Je trouve quelques éléments confortant cette hypothèse dans le fait que l'exercice joue un rôle central dans le bouddhisme zen, ce qui lui confère une nature religieuse.

 

Il sera peut-être un jour prouvé que l'apprentissage et l'exercice possèdent un objectif commun, passé sous silence, dans les travaux de Confucius, et que celui-ci est justement de se mettre au service des ancêtres dans leur temple et de conduire les rites liés à ce service religieux.

 

Mais qu'est-ce qui peut nous aider à comprendre ce que nous avons entrevu avec Bollnow, c'est-à-dire de comprendre la joie comme une conséquence de l'exercice, dans la citation proposée plus haut ? Pour le philosophe allemand, l'exercice fait partie intégrante de l'incarnation humaine, et cela depuis son enfance jusqu'à ses derniers moments.

 

Ce n'est que par l'exercice que l'humain se réalise en tant que tel et qu'il devient capable d'appréhender un ressenti holistique.
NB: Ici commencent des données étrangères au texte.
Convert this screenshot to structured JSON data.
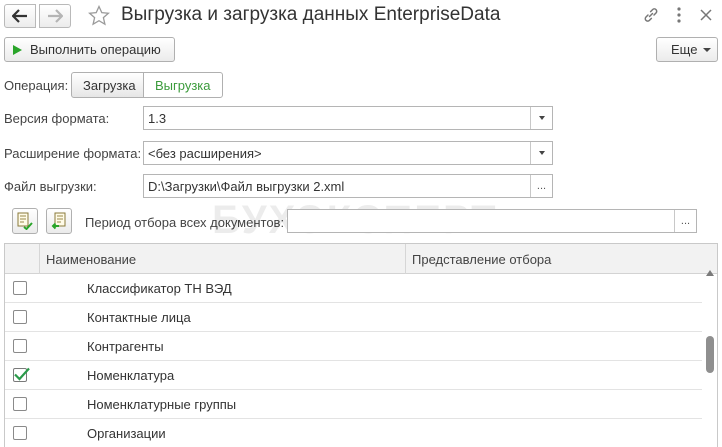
{
  "window": {
    "title": "Выгрузка и загрузка данных EnterpriseData",
    "back_icon": "arrow-left-icon",
    "forward_icon": "arrow-right-icon",
    "favorite_icon": "star-icon",
    "link_icon": "link-icon",
    "menu_icon": "more-vertical-icon",
    "close_icon": "close-icon"
  },
  "toolbar": {
    "run_label": "Выполнить операцию",
    "more_label": "Еще"
  },
  "operation": {
    "label": "Операция:",
    "options": [
      "Загрузка",
      "Выгрузка"
    ],
    "selected": "Выгрузка"
  },
  "fields": {
    "format_version": {
      "label": "Версия формата:",
      "value": "1.3"
    },
    "format_extension": {
      "label": "Расширение формата:",
      "value": "<без расширения>"
    },
    "export_file": {
      "label": "Файл выгрузки:",
      "value": "D:\\Загрузки\\Файл выгрузки 2.xml",
      "button": "..."
    }
  },
  "period": {
    "label": "Период отбора всех документов:",
    "value": "",
    "button": "...",
    "check_all_icon": "check-all-icon",
    "uncheck_all_icon": "uncheck-all-icon"
  },
  "watermark": "БУХЭКСПЕРТ",
  "table": {
    "columns": [
      "Наименование",
      "Представление отбора"
    ],
    "rows": [
      {
        "name": "Классификатор ТН ВЭД",
        "checked": false
      },
      {
        "name": "Контактные лица",
        "checked": false
      },
      {
        "name": "Контрагенты",
        "checked": false
      },
      {
        "name": "Номенклатура",
        "checked": true
      },
      {
        "name": "Номенклатурные группы",
        "checked": false
      },
      {
        "name": "Организации",
        "checked": false
      }
    ]
  },
  "colors": {
    "accent_green": "#3b9b3b",
    "run_icon_green": "#2aa52a",
    "border": "#b0b0b0"
  }
}
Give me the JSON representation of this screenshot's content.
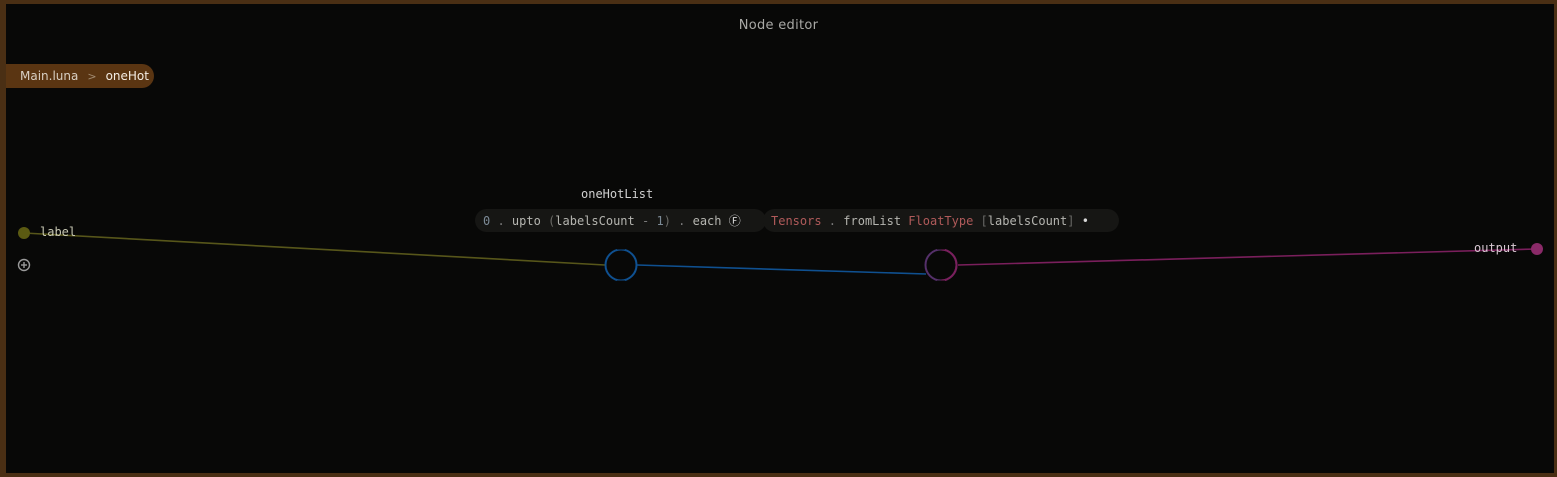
{
  "title": "Node editor",
  "breadcrumb": {
    "root": "Main.luna",
    "separator": ">",
    "current": "oneHot"
  },
  "inputs": [
    {
      "label": "label"
    }
  ],
  "add_port_icon": "plus-circle-icon",
  "outputs": [
    {
      "label": "output"
    }
  ],
  "nodes": [
    {
      "name": "oneHotList",
      "expression": {
        "t0": "0",
        "t1": " . ",
        "t2": "upto",
        "t3": " (",
        "t4": "labelsCount",
        "t5": " - ",
        "t6": "1",
        "t7": ")",
        "t8": " . ",
        "t9": "each",
        "t10": " Ⓕ"
      }
    },
    {
      "name": "",
      "expression": {
        "t0": "Tensors",
        "t1": " . ",
        "t2": "fromList",
        "t3": " ",
        "t4": "FloatType",
        "t5": " [",
        "t6": "labelsCount",
        "t7": "]",
        "t8": " •"
      }
    }
  ],
  "colors": {
    "frame": "#4a2f14",
    "breadcrumb_bg": "#5a3512",
    "input_port": "#5b5a12",
    "input_edge": "#57561a",
    "mid_edge": "#0f5090",
    "output_edge": "#7a1f5c",
    "output_port": "#8a2a68",
    "node_purple": "#55306a"
  }
}
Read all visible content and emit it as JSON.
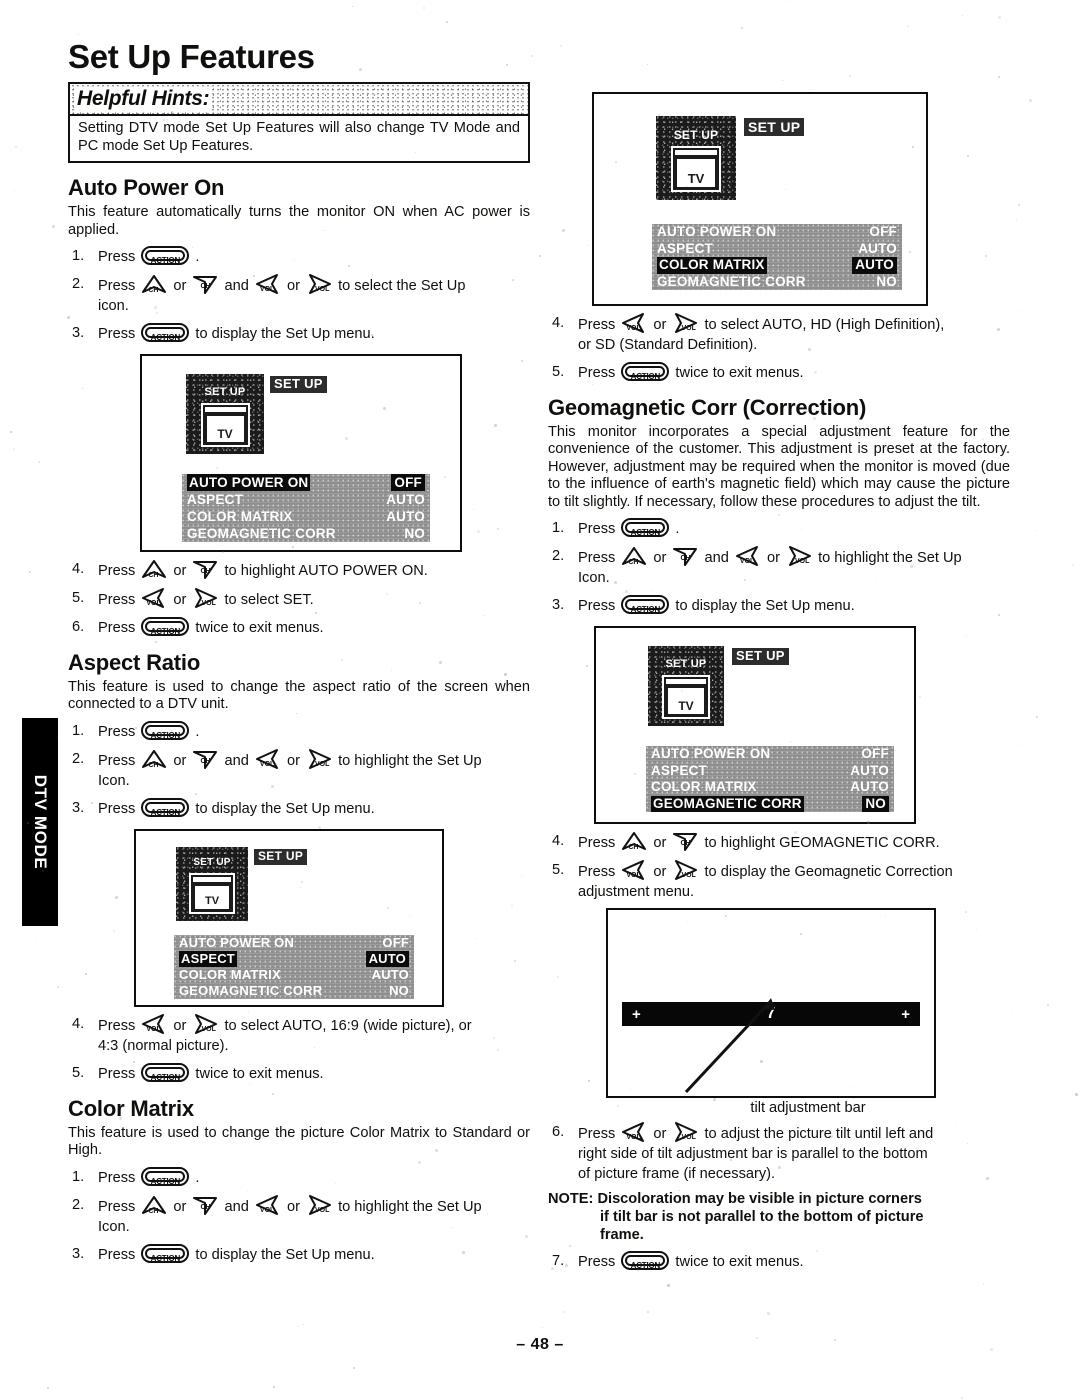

L'exercice forme l'être intérieur de la personne et lui permet d'approcher sa réalisation complète.

 

L'évolution du potentiel humain et sa métamorphose en être culturel conduit naturellement à une certaine forme de liberté intérieure. Le stoïcisme et la relaxation, la sérénité et le bonheur, en découlent logiquement. Dans ce contexte, la troisième partie du dicton de Confucius s'inscrit naturellement à la suite des deux autres :

 

« S'il reste inconnu des hommes et n'en ressent aucune peine, n'est-il pas un homme honorable ? »

 

Celui qui étudie et pratique la tradition se rend digne de servir un roi. Cependant, le roi n'est pas toujours avisé et peut refuser les services d'un tel sage. Confucius lui-même n'a jamais trouvé d'emploi dans lequel il a pu totalement se réaliser.

 

Mais celui qui trouve sa voie dans un exercice quotidien n'a pas besoin d'un souverain à servir : il se suffit à lui-même. C'est la raison pour laquelle les amis venus de loin (ainsi qu'on le devine dans la seconde partie du dicton) peuvent multiplier la joie déjà présente :

 

« Si des amis viennent de loin recevoir ses leçons, n'éprouve-t-il pas une grande joie ? »

 

Pourquoi, peut-on se demander, ces amis viennent-ils de pays lointains ? Peut-être parce qu'ils ont entendu parler de la bonne manière de s'exercer et souhaitent bénéficier, afin de redéfinir leur identité, de l'appui et du rôle de modèle du maître.

 

Comme le souligne François Jullien au début de son livre Éloge de la fadeur, dans un chapitre intitulé À partir de la pensée et de l'esthétique de la Chine, des caractères qui semblent sans importance à première vue se révèlent absolument essentiels.

 

Avec son « détour par la Chine » qui, stricto sensu, est un détour par la Grèce, François Jullien fait de la philosophie chinoise un événement intellectuel. Il montre que la lecture des philosophes chinois appelle constamment à compléter et donc à appréhender le non-dit. Et c'est avec nos propres ressentis que nous remplissons ces espaces. Pour y parvenir, un détour par l'Europe peut s'avérer salutaire.

 

*Wolfgang Kubin est un sinologue, poète et essayiste réputé allemand.